Un ampio e documentato excursus sulla storia del “ministero diaconale”, dalla sua
prima istituzione, agli albori del cristianesimo, fino alla precisazione normativa
avviata dal Concilio Vaticano II e portata avanti dalla Santa Sede e dalle Conferenze
episcopali. E’ il percorso offerto dal volume “Enchiridion sul diaconato. Le fonti
e i documenti ufficiali della Chiesa”, del Prof. Enzo Petrolino, presidente
della Comunità del Diaconato in Italia e delegato italiano presso il Centro Internazionale
del Diaconato di Rottenburg, in Germania. Un’opera - edita dalla Libreria Editrice
Vaticana (Lev) - che riporta fonti dalle Sacre Scritture e dei Padri della Chiesa,
documenti dei Concili, della Santa Sede e dei Magisteri pontifici, e che connota la
figura del diacono anzitutto quale ministro al servizio di Dio e della Chiesa. Lo
sottolinea l’autore intervistato da Claudia Di Lorenzi:
R. – I diaconi
sono chiamati ad essere nella Chiesa il segno di Cristo servo, che non è venuto per
essere servito, ma per servire. E' la prima cosa che un diacono deve fare all’interno
della comunità ecclesiale: deve essere affidato soprattutto agli emarginati e ai poveri
delle comunità, perché un diacono è di frontiera, colui che è più vicino alla gente,
soprattutto alla gente che è nel bisogno. In alcune diocesi d’Italia, per esempio,
a noi diaconi è stata affidata la direzione della Caritas. Al di là di questo, poi,
i diaconi hanno alcuni compiti specifici all’interno della celebrazione liturgica:
al diacono spetta la proclamazione del Vangelo …
D.
– Come nasce nella storia della Chiesa la figura del diacono?
R.
– Gli apostoli si vedono costretti dalle necessità che c’erano nelle prime comunità,
soprattutto in riferimento alle vedove degli Ellenisti, di andare incontro a queste
necessità e impongono le mani a sette persone, tra le quali c’è anche Stefano, che
poi sarà lapidato: il primo martire è il primo diacono …
D.
– In quale momento il ministero del diaconato trova una più puntuale precisazione?
R.
– Il diaconato vive fino al V secolo: perdendo la sua radice legata al servizio, finisce
per essere soltanto nelle funzioni liturgiche come il grado transeunte verso il presbiterato.

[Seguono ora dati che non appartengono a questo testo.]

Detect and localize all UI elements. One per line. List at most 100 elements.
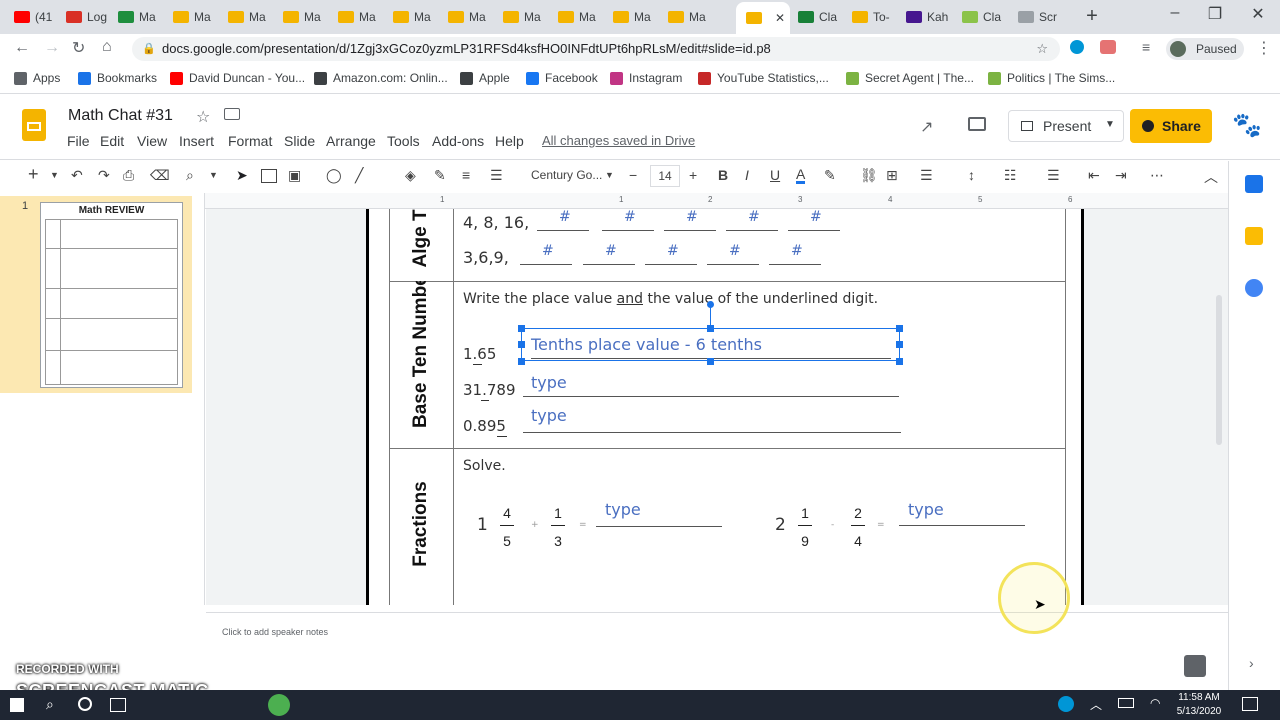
close-window-icon[interactable]: ✕ <box>1248 4 1268 24</box>
border-color-icon[interactable]: ✎ <box>434 167 446 184</box>
sequence-answer[interactable]: # <box>667 243 679 259</box>
sequence-answer[interactable]: # <box>542 243 554 259</box>
numbered-list-icon[interactable]: ☷ <box>1004 167 1017 184</box>
profile-button[interactable]: Paused <box>1166 38 1244 60</box>
browser-tab[interactable]: Ma <box>613 4 663 30</box>
font-family-select[interactable]: Century Go... <box>531 168 602 182</box>
text-box-icon[interactable] <box>261 169 277 183</box>
sequence-answer[interactable]: # <box>810 209 822 225</box>
answer-2-text[interactable]: type <box>531 373 567 392</box>
browser-tab[interactable]: Cla <box>798 4 848 30</box>
italic-icon[interactable]: I <box>745 167 749 183</box>
line-spacing-icon[interactable]: ↕ <box>968 167 975 183</box>
resize-handle[interactable] <box>518 341 525 348</box>
new-tab-button[interactable]: + <box>1083 5 1101 28</box>
decrease-indent-icon[interactable]: ⇤ <box>1088 167 1100 184</box>
new-slide-dropdown-icon[interactable]: ▼ <box>50 170 59 180</box>
bookmark-item[interactable]: Apple <box>460 71 510 85</box>
resize-handle[interactable] <box>518 325 525 332</box>
menu-addons[interactable]: Add-ons <box>432 133 484 149</box>
slide[interactable]: Alge Thi 4, 8, 16, 3,6,9, Base Ten Numbe… <box>366 209 1084 605</box>
border-weight-icon[interactable]: ≡ <box>462 167 470 183</box>
resize-handle[interactable] <box>518 358 525 365</box>
increase-indent-icon[interactable]: ⇥ <box>1115 167 1127 184</box>
maximize-icon[interactable]: ❐ <box>1205 4 1225 24</box>
sequence-answer[interactable]: # <box>748 209 760 225</box>
answer-1-text[interactable]: Tenths place value - 6 tenths <box>531 335 762 354</box>
presentation-title[interactable]: Math Chat #31 <box>68 107 173 125</box>
star-icon[interactable]: ☆ <box>196 107 210 127</box>
sequence-answer[interactable]: # <box>686 209 698 225</box>
calendar-icon[interactable] <box>1245 175 1263 193</box>
font-dropdown-icon[interactable]: ▼ <box>605 170 614 180</box>
browser-tab[interactable]: Ma <box>668 4 718 30</box>
keep-icon[interactable] <box>1245 227 1263 245</box>
extension-icon[interactable] <box>1100 40 1116 54</box>
minimize-icon[interactable]: – <box>1165 4 1185 22</box>
align-icon[interactable]: ☰ <box>920 167 933 184</box>
browser-tab[interactable]: Ma <box>228 4 278 30</box>
line-icon[interactable]: ╱ <box>355 167 363 184</box>
browser-tab[interactable]: Kah <box>906 4 956 30</box>
rotate-handle[interactable] <box>707 301 714 308</box>
sequence-answer[interactable]: # <box>791 243 803 259</box>
print-icon[interactable]: ⎙ <box>123 167 134 184</box>
resize-handle[interactable] <box>896 325 903 332</box>
paw-avatar-icon[interactable]: 🐾 <box>1232 111 1262 140</box>
menu-tools[interactable]: Tools <box>387 133 420 149</box>
fraction-answer-1[interactable]: type <box>605 500 641 519</box>
task-view-icon[interactable] <box>110 698 126 712</box>
redo-icon[interactable]: ↷ <box>98 167 110 184</box>
bookmark-item[interactable]: Facebook <box>526 71 598 85</box>
reload-icon[interactable]: ↻ <box>72 38 85 58</box>
chrome-taskbar-icon[interactable] <box>268 694 290 716</box>
font-size-input[interactable]: 14 <box>650 165 680 187</box>
bookmark-item[interactable]: Instagram <box>610 71 682 85</box>
decrease-font-icon[interactable]: − <box>629 167 637 183</box>
menu-view[interactable]: View <box>137 133 167 149</box>
fraction-answer-2[interactable]: type <box>908 500 944 519</box>
browser-tab[interactable]: Ma <box>558 4 608 30</box>
activity-icon[interactable]: ↗ <box>920 117 933 137</box>
menu-slide[interactable]: Slide <box>284 133 315 149</box>
slide-thumbnail[interactable]: Math REVIEW <box>40 202 183 388</box>
zoom-dropdown-icon[interactable]: ▼ <box>209 170 218 180</box>
undo-icon[interactable]: ↶ <box>71 167 83 184</box>
tasks-icon[interactable] <box>1245 279 1263 297</box>
menu-file[interactable]: File <box>67 133 90 149</box>
hp-extension-icon[interactable] <box>1070 40 1084 54</box>
browser-tab[interactable]: (41 <box>14 4 64 30</box>
bookmark-item[interactable]: YouTube Statistics,... <box>698 71 829 85</box>
browser-tab[interactable]: Ma <box>393 4 443 30</box>
notifications-icon[interactable] <box>1242 697 1258 711</box>
text-color-icon[interactable]: A <box>796 167 806 184</box>
address-bar[interactable]: 🔒 docs.google.com/presentation/d/1Zgj3xG… <box>132 37 1060 61</box>
paint-format-icon[interactable]: ⌫ <box>150 167 170 184</box>
browser-tab[interactable]: Ma <box>503 4 553 30</box>
comment-add-icon[interactable]: ⊞ <box>886 167 898 184</box>
browser-tab[interactable]: Ma <box>173 4 223 30</box>
home-icon[interactable]: ⌂ <box>102 38 112 56</box>
share-button[interactable]: Share <box>1130 109 1212 143</box>
menu-edit[interactable]: Edit <box>100 133 124 149</box>
bookmark-item[interactable]: Bookmarks <box>78 71 157 85</box>
shape-icon[interactable]: ◯ <box>326 167 342 184</box>
sequence-answer[interactable]: # <box>605 243 617 259</box>
comments-icon[interactable] <box>968 117 986 131</box>
bookmark-item[interactable]: Amazon.com: Onlin... <box>314 71 448 85</box>
browser-tab[interactable]: Cla <box>962 4 1012 30</box>
windows-start-icon[interactable] <box>10 698 24 712</box>
playlist-icon[interactable]: ≡ <box>1142 39 1150 55</box>
bookmark-item[interactable]: Apps <box>14 71 60 85</box>
link-icon[interactable]: ⛓ <box>860 167 878 184</box>
resize-handle[interactable] <box>707 358 714 365</box>
menu-arrange[interactable]: Arrange <box>326 133 376 149</box>
browser-tab[interactable]: To- <box>852 4 902 30</box>
bookmark-item[interactable]: Secret Agent | The... <box>846 71 974 85</box>
increase-font-icon[interactable]: + <box>689 167 697 183</box>
zoom-icon[interactable]: ⌕ <box>186 167 194 184</box>
explore-icon[interactable] <box>1184 655 1206 677</box>
collapse-toolbar-icon[interactable]: ︿ <box>1204 167 1218 187</box>
bold-icon[interactable]: B <box>718 167 728 183</box>
star-bookmark-icon[interactable]: ☆ <box>1036 37 1048 61</box>
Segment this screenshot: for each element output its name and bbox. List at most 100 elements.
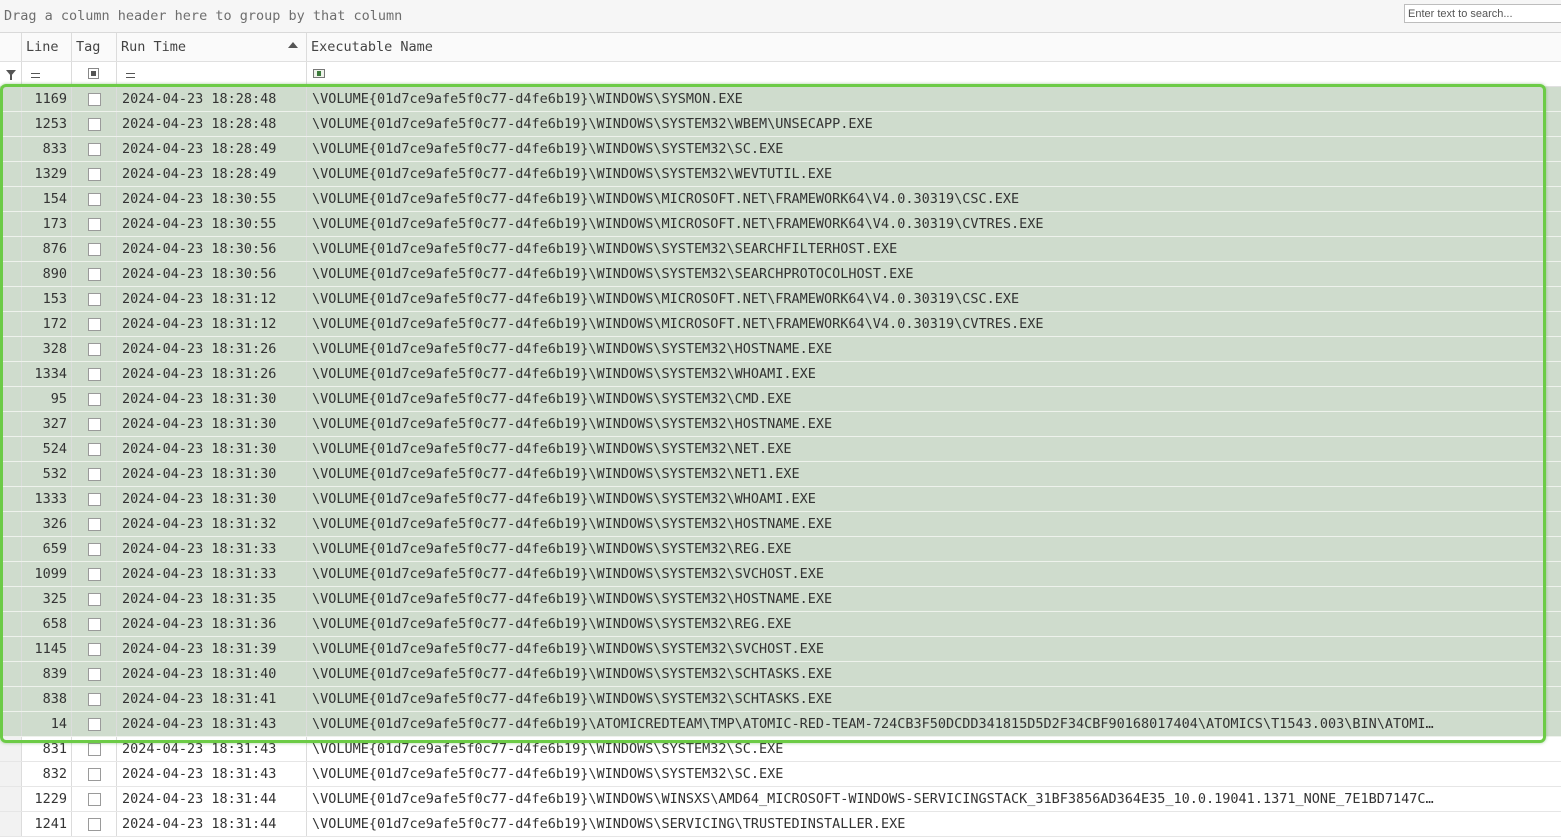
row-indicator[interactable]	[0, 562, 22, 586]
tag-checkbox[interactable]	[88, 318, 101, 331]
tag-checkbox[interactable]	[88, 718, 101, 731]
table-row[interactable]: 173 2024-04-23 18:30:55 \VOLUME{01d7ce9afe…	[0, 212, 1561, 237]
tag-checkbox[interactable]	[88, 368, 101, 381]
tag-checkbox[interactable]	[88, 418, 101, 431]
tag-checkbox[interactable]	[88, 218, 101, 231]
filter-cell-run-time[interactable]	[117, 62, 307, 86]
table-row[interactable]: 524 2024-04-23 18:31:30 \VOLUME{01d7ce9afe…	[0, 437, 1561, 462]
row-indicator[interactable]	[0, 762, 22, 786]
row-indicator[interactable]	[0, 262, 22, 286]
tag-checkbox[interactable]	[88, 518, 101, 531]
row-indicator[interactable]	[0, 237, 22, 261]
tag-checkbox[interactable]	[88, 343, 101, 356]
table-row[interactable]: 839 2024-04-23 18:31:40 \VOLUME{01d7ce9afe…	[0, 662, 1561, 687]
table-row[interactable]: 1229 2024-04-23 18:31:44 \VOLUME{01d7ce9af…	[0, 787, 1561, 812]
table-row[interactable]: 328 2024-04-23 18:31:26 \VOLUME{01d7ce9afe…	[0, 337, 1561, 362]
row-indicator[interactable]	[0, 612, 22, 636]
table-row[interactable]: 832 2024-04-23 18:31:43 \VOLUME{01d7ce9afe…	[0, 762, 1561, 787]
table-row[interactable]: 838 2024-04-23 18:31:41 \VOLUME{01d7ce9afe…	[0, 687, 1561, 712]
tag-checkbox[interactable]	[88, 643, 101, 656]
row-indicator[interactable]	[0, 537, 22, 561]
filter-row-indicator[interactable]	[0, 62, 22, 86]
tag-checkbox[interactable]	[88, 693, 101, 706]
table-row[interactable]: 1333 2024-04-23 18:31:30 \VOLUME{01d7ce9af…	[0, 487, 1561, 512]
table-row[interactable]: 831 2024-04-23 18:31:43 \VOLUME{01d7ce9afe…	[0, 737, 1561, 762]
row-indicator[interactable]	[0, 112, 22, 136]
tag-checkbox[interactable]	[88, 818, 101, 831]
row-indicator[interactable]	[0, 312, 22, 336]
tag-checkbox[interactable]	[88, 743, 101, 756]
tag-checkbox[interactable]	[88, 593, 101, 606]
column-header-line[interactable]: Line	[22, 33, 72, 61]
table-row[interactable]: 876 2024-04-23 18:30:56 \VOLUME{01d7ce9afe…	[0, 237, 1561, 262]
table-row[interactable]: 14 2024-04-23 18:31:43 \VOLUME{01d7ce9afe5…	[0, 712, 1561, 737]
column-header-tag[interactable]: Tag	[72, 33, 117, 61]
filter-cell-tag[interactable]	[72, 62, 117, 86]
table-row[interactable]: 833 2024-04-23 18:28:49 \VOLUME{01d7ce9afe…	[0, 137, 1561, 162]
row-indicator[interactable]	[0, 412, 22, 436]
filter-checkbox-icon[interactable]	[88, 68, 99, 79]
row-indicator[interactable]	[0, 187, 22, 211]
row-indicator[interactable]	[0, 462, 22, 486]
table-row[interactable]: 325 2024-04-23 18:31:35 \VOLUME{01d7ce9afe…	[0, 587, 1561, 612]
tag-checkbox[interactable]	[88, 193, 101, 206]
row-indicator[interactable]	[0, 162, 22, 186]
row-indicator[interactable]	[0, 287, 22, 311]
tag-checkbox[interactable]	[88, 668, 101, 681]
tag-checkbox[interactable]	[88, 143, 101, 156]
row-indicator[interactable]	[0, 437, 22, 461]
row-indicator[interactable]	[0, 737, 22, 761]
row-indicator[interactable]	[0, 362, 22, 386]
table-row[interactable]: 172 2024-04-23 18:31:12 \VOLUME{01d7ce9afe…	[0, 312, 1561, 337]
tag-checkbox[interactable]	[88, 268, 101, 281]
row-indicator[interactable]	[0, 712, 22, 736]
table-row[interactable]: 890 2024-04-23 18:30:56 \VOLUME{01d7ce9afe…	[0, 262, 1561, 287]
table-row[interactable]: 532 2024-04-23 18:31:30 \VOLUME{01d7ce9afe…	[0, 462, 1561, 487]
row-indicator[interactable]	[0, 812, 22, 836]
tag-checkbox[interactable]	[88, 768, 101, 781]
tag-checkbox[interactable]	[88, 793, 101, 806]
table-row[interactable]: 153 2024-04-23 18:31:12 \VOLUME{01d7ce9afe…	[0, 287, 1561, 312]
tag-checkbox[interactable]	[88, 93, 101, 106]
table-row[interactable]: 95 2024-04-23 18:31:30 \VOLUME{01d7ce9afe5…	[0, 387, 1561, 412]
table-row[interactable]: 154 2024-04-23 18:30:55 \VOLUME{01d7ce9afe…	[0, 187, 1561, 212]
table-row[interactable]: 327 2024-04-23 18:31:30 \VOLUME{01d7ce9afe…	[0, 412, 1561, 437]
row-indicator[interactable]	[0, 337, 22, 361]
table-row[interactable]: 1145 2024-04-23 18:31:39 \VOLUME{01d7ce9af…	[0, 637, 1561, 662]
tag-checkbox[interactable]	[88, 393, 101, 406]
row-indicator[interactable]	[0, 637, 22, 661]
column-header-run-time[interactable]: Run Time	[117, 33, 307, 61]
tag-checkbox[interactable]	[88, 568, 101, 581]
row-indicator[interactable]	[0, 212, 22, 236]
filter-cell-line[interactable]	[22, 62, 72, 86]
table-row[interactable]: 1099 2024-04-23 18:31:33 \VOLUME{01d7ce9af…	[0, 562, 1561, 587]
tag-checkbox[interactable]	[88, 168, 101, 181]
column-header-executable-name[interactable]: Executable Name	[307, 33, 1561, 61]
tag-checkbox[interactable]	[88, 293, 101, 306]
row-indicator[interactable]	[0, 587, 22, 611]
row-indicator[interactable]	[0, 137, 22, 161]
search-input[interactable]	[1404, 4, 1561, 23]
tag-checkbox[interactable]	[88, 443, 101, 456]
table-row[interactable]: 1241 2024-04-23 18:31:44 \VOLUME{01d7ce9af…	[0, 812, 1561, 837]
row-indicator[interactable]	[0, 387, 22, 411]
table-row[interactable]: 1169 2024-04-23 18:28:48 \VOLUME{01d7ce9af…	[0, 87, 1561, 112]
table-row[interactable]: 658 2024-04-23 18:31:36 \VOLUME{01d7ce9afe…	[0, 612, 1561, 637]
row-indicator[interactable]	[0, 87, 22, 111]
tag-checkbox[interactable]	[88, 468, 101, 481]
row-indicator[interactable]	[0, 487, 22, 511]
table-row[interactable]: 1253 2024-04-23 18:28:48 \VOLUME{01d7ce9af…	[0, 112, 1561, 137]
row-indicator[interactable]	[0, 687, 22, 711]
table-row[interactable]: 1329 2024-04-23 18:28:49 \VOLUME{01d7ce9af…	[0, 162, 1561, 187]
row-indicator[interactable]	[0, 512, 22, 536]
table-row[interactable]: 326 2024-04-23 18:31:32 \VOLUME{01d7ce9afe…	[0, 512, 1561, 537]
filter-cell-executable-name[interactable]	[307, 62, 1561, 86]
tag-checkbox[interactable]	[88, 118, 101, 131]
group-by-panel[interactable]: Drag a column header here to group by th…	[0, 0, 1561, 33]
tag-checkbox[interactable]	[88, 493, 101, 506]
tag-checkbox[interactable]	[88, 543, 101, 556]
tag-checkbox[interactable]	[88, 243, 101, 256]
table-row[interactable]: 659 2024-04-23 18:31:33 \VOLUME{01d7ce9afe…	[0, 537, 1561, 562]
row-indicator[interactable]	[0, 787, 22, 811]
table-row[interactable]: 1334 2024-04-23 18:31:26 \VOLUME{01d7ce9af…	[0, 362, 1561, 387]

Viene introdotto nuovamente con il Concilio di Trento, però sarà soltanto il Concilio
Vaticano II che, con la “Lumen Gentium” no. 29, ripristinerà definitivamente il diaconato
nella sua forma permanente. D. – Il diacono può essere inteso
come il trait d’union fra i fedeli laici e i sacerdoti?
R.
– Sicuramente il diacono è questo ponte tra la gerarchia ed il popolo, tant’è vero
che i segni all’interno della liturgia indicano proprio questa caratteristica di cerniera
e di ponte, e sono la preghiera dei fedeli: il diacono è quello che coglie tutte le
istanze, tutte le esigenze del popolo e le fa divenire preghiera all’interno della
celebrazione. E’ lui che dà il segno della pace, è lui che congeda la gente, che dà
la missione, il mandato al popolo. D. – Quale immagine del
diacono emerge dal magistero di Benedetto XVI?
R.
– Ci sono stati alcuni interventi che lui ha fatto, ed in modo particolare gli interventi
ai diaconi della diocesi di Roma. L’immagine che il Papa ha è un’immagine che un diacono
deve avere un suo proprio posto, non deve “prendere il posto dei presbiteri”. E sono
interessanti anche i due numeri che il Papa cita nell’Enciclica “Deus caritas est”,
dove parla della carità come compito della Chiesa e quindi della figura, della presenza
e dell’importanza del diaconato e della diaconia.